From The Times newspaper today:
"In the quest to hit the ball ever harder, farther and more efficiently in white-ball cricket, a number of England's leading one-day batsmen have been working with Julian Wood, a power-hitting coach who has adopted the methodology employed by baseball coaches to improve a batsman's ability to hit boundaries.
By measuring a player's hand speed and the pace at which the ball leaves the bat, Wood calculates the power that a batsman is capable of generating ...
For the Twenty20 generation, Wood feels that adding elements of baseball-style hitting to a solid cricketing technique can significantly enhance the power in a batsman's game...

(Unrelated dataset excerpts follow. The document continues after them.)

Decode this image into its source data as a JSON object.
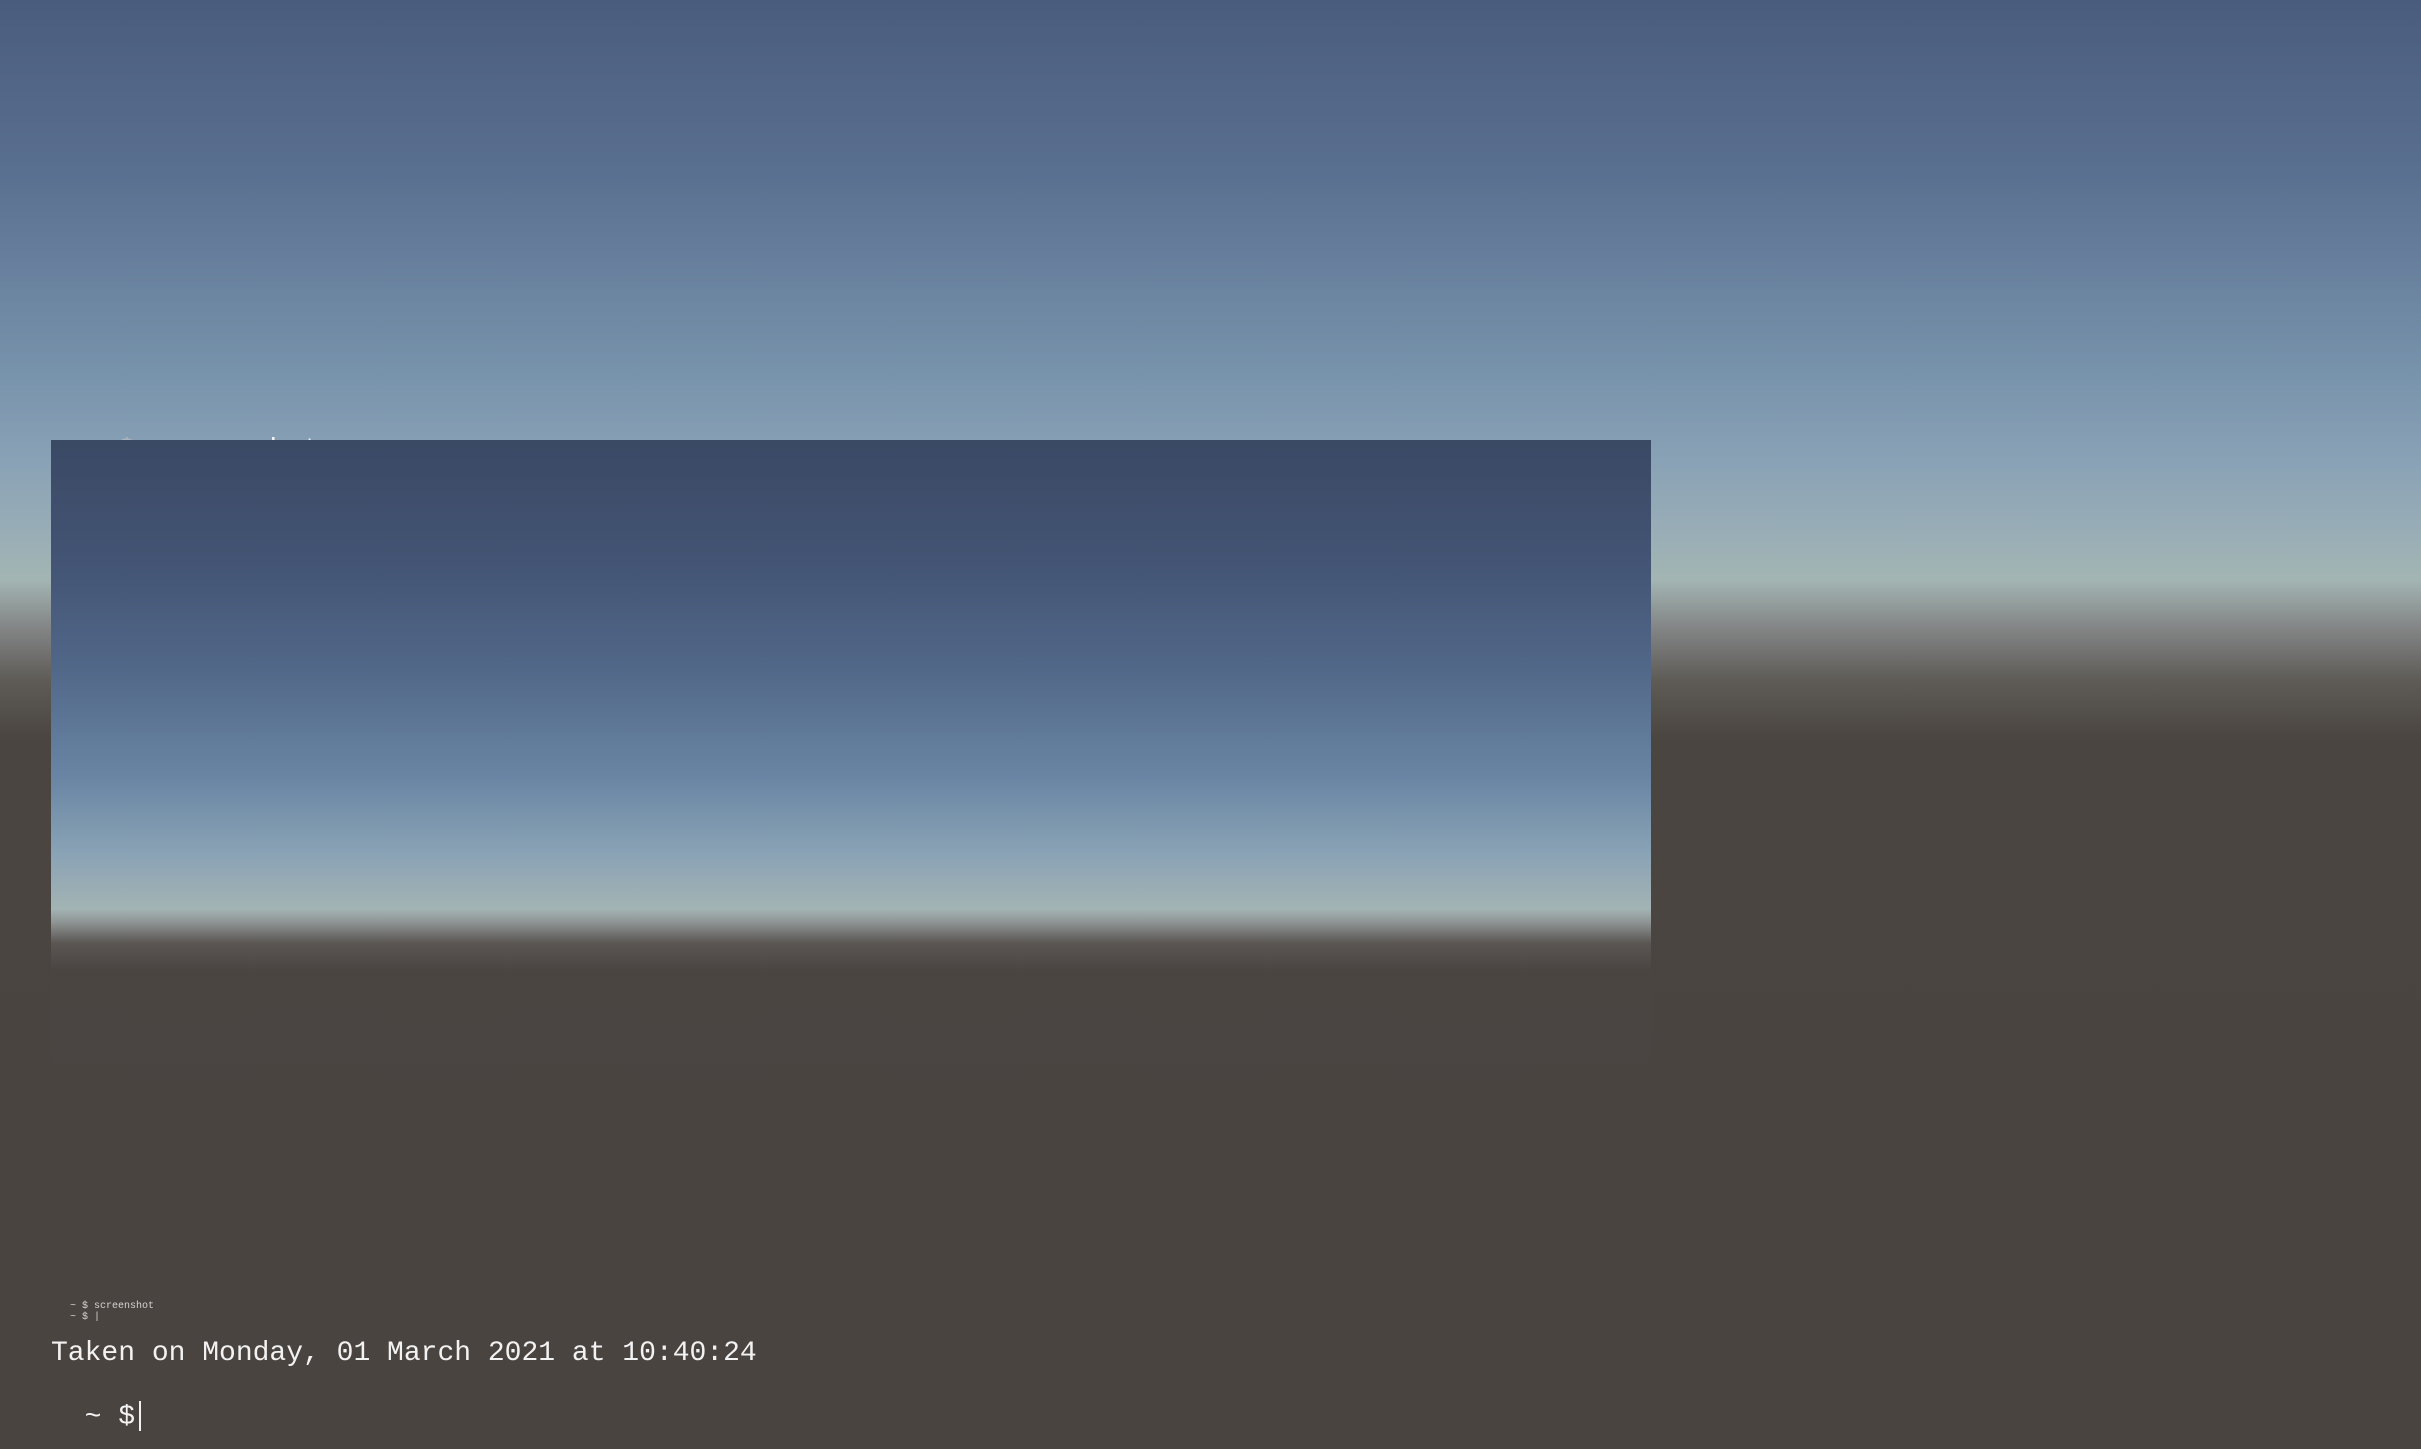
{
  "terminal": {
    "prompt_symbol": "~ $",
    "command": "screenshot",
    "caption": "Taken on Monday, 01 March 2021 at 10:40:24",
    "mini_line1": "~ $ screenshot",
    "mini_line2": "~ $ |"
  },
  "colors": {
    "sky_top": "#4a5c7e",
    "horizon": "#a3b5b3",
    "ground": "#4a4441",
    "text": "#f2f2f2"
  }
}
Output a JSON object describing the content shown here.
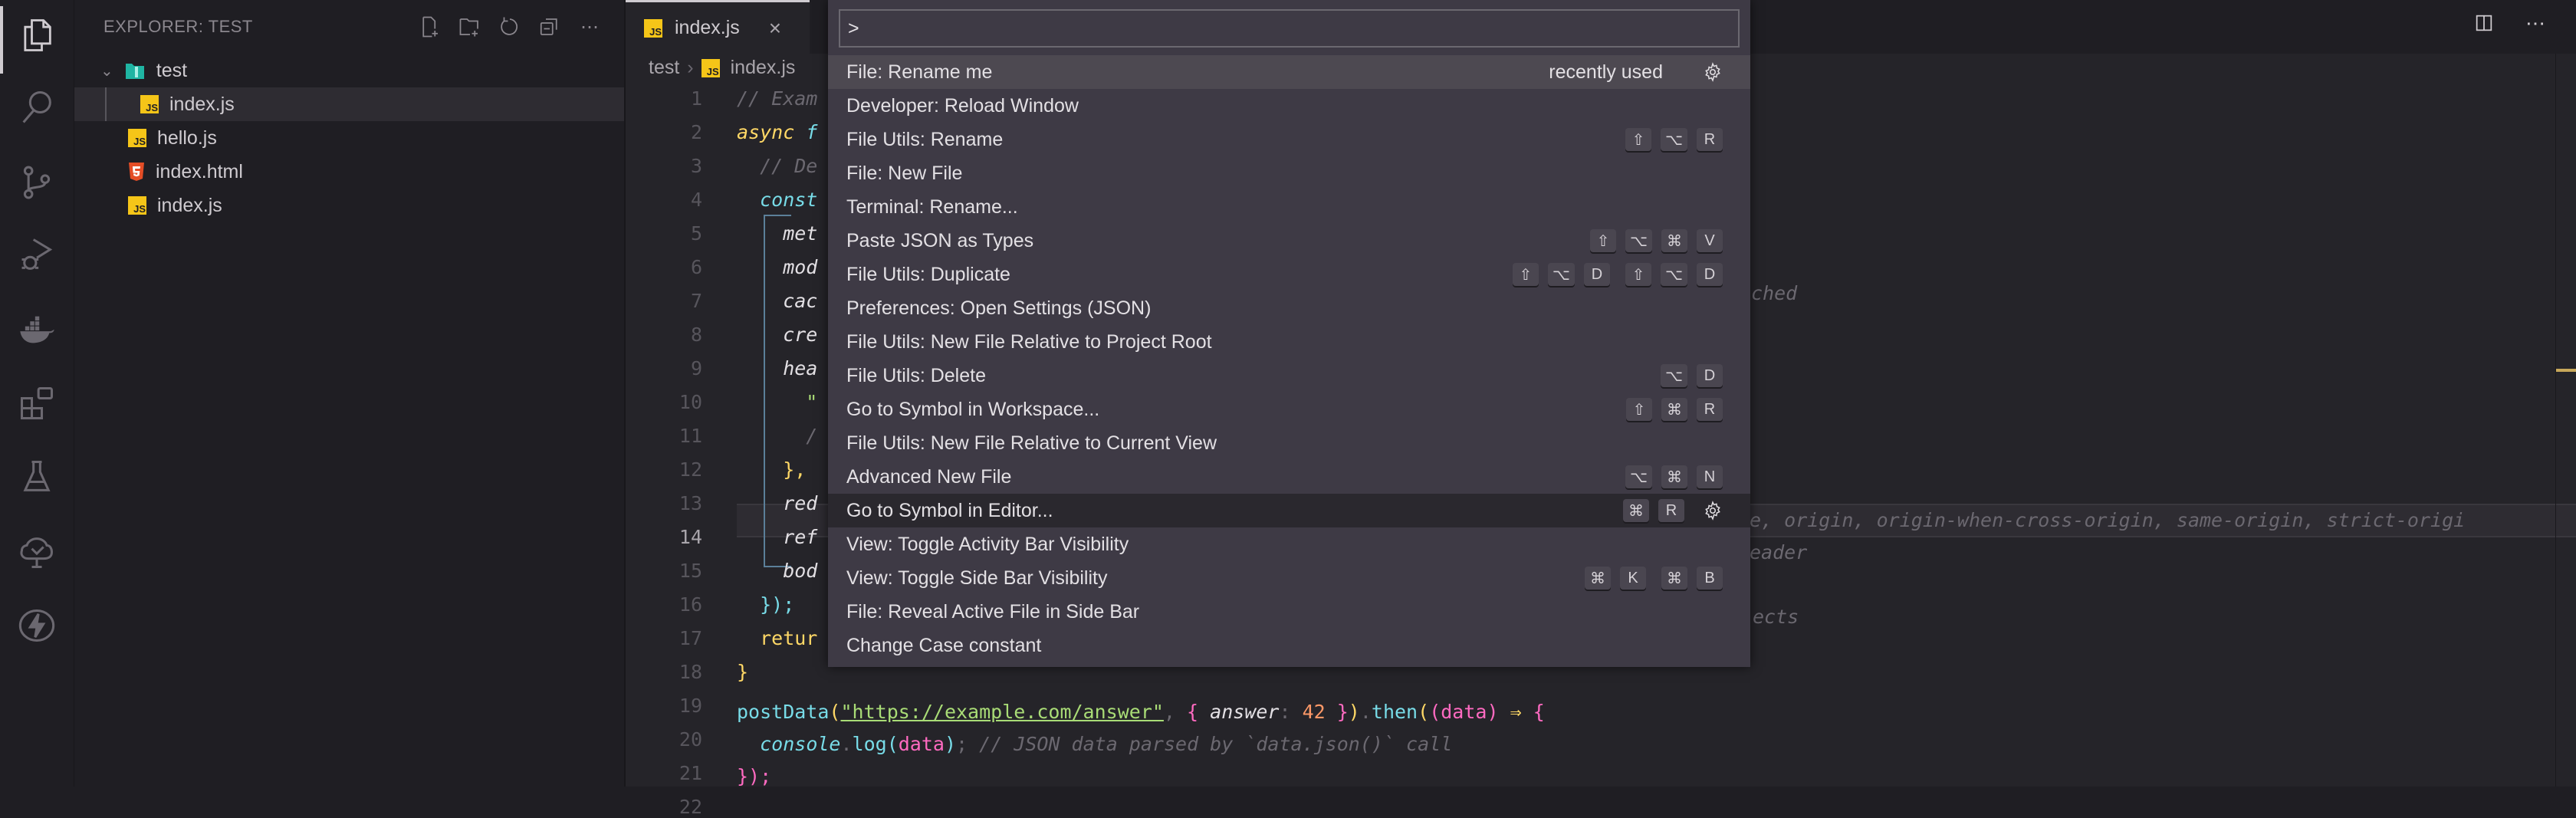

Wood makes his calculations by standing at the end of a net, feeding a bowling machine and encouraging the batsman to smash the ball back towards him. Sensibly, he wears a helmet for protection. Two readings are taken by a radar gun, either side of the point of contact.
As the batsman swings, the speed of his hands is measured, with a typical reading for a professional player at 85-95mph. A similar measurement is then taken once he has made contact - the "ball exit speed", or the rate at which the ball is travelling.
If the hand speed is 85mph and the ball leaves the bat at the same speed, the batsman has a 100 per cent power transfer ratio, a particularly clean strike, but more often there is a discrepancy between the two. Wood has calculated, for example, that a 90-yard boundary requires a ball exit speed of 83mph, a useful target figure for his batsmen to work towards."
I can understand that baseball hitting might be related to cricket ball hitting and i can understand the interest in movement speeds, but am I alone in believing that the concept of power transfer ratio is complete BS?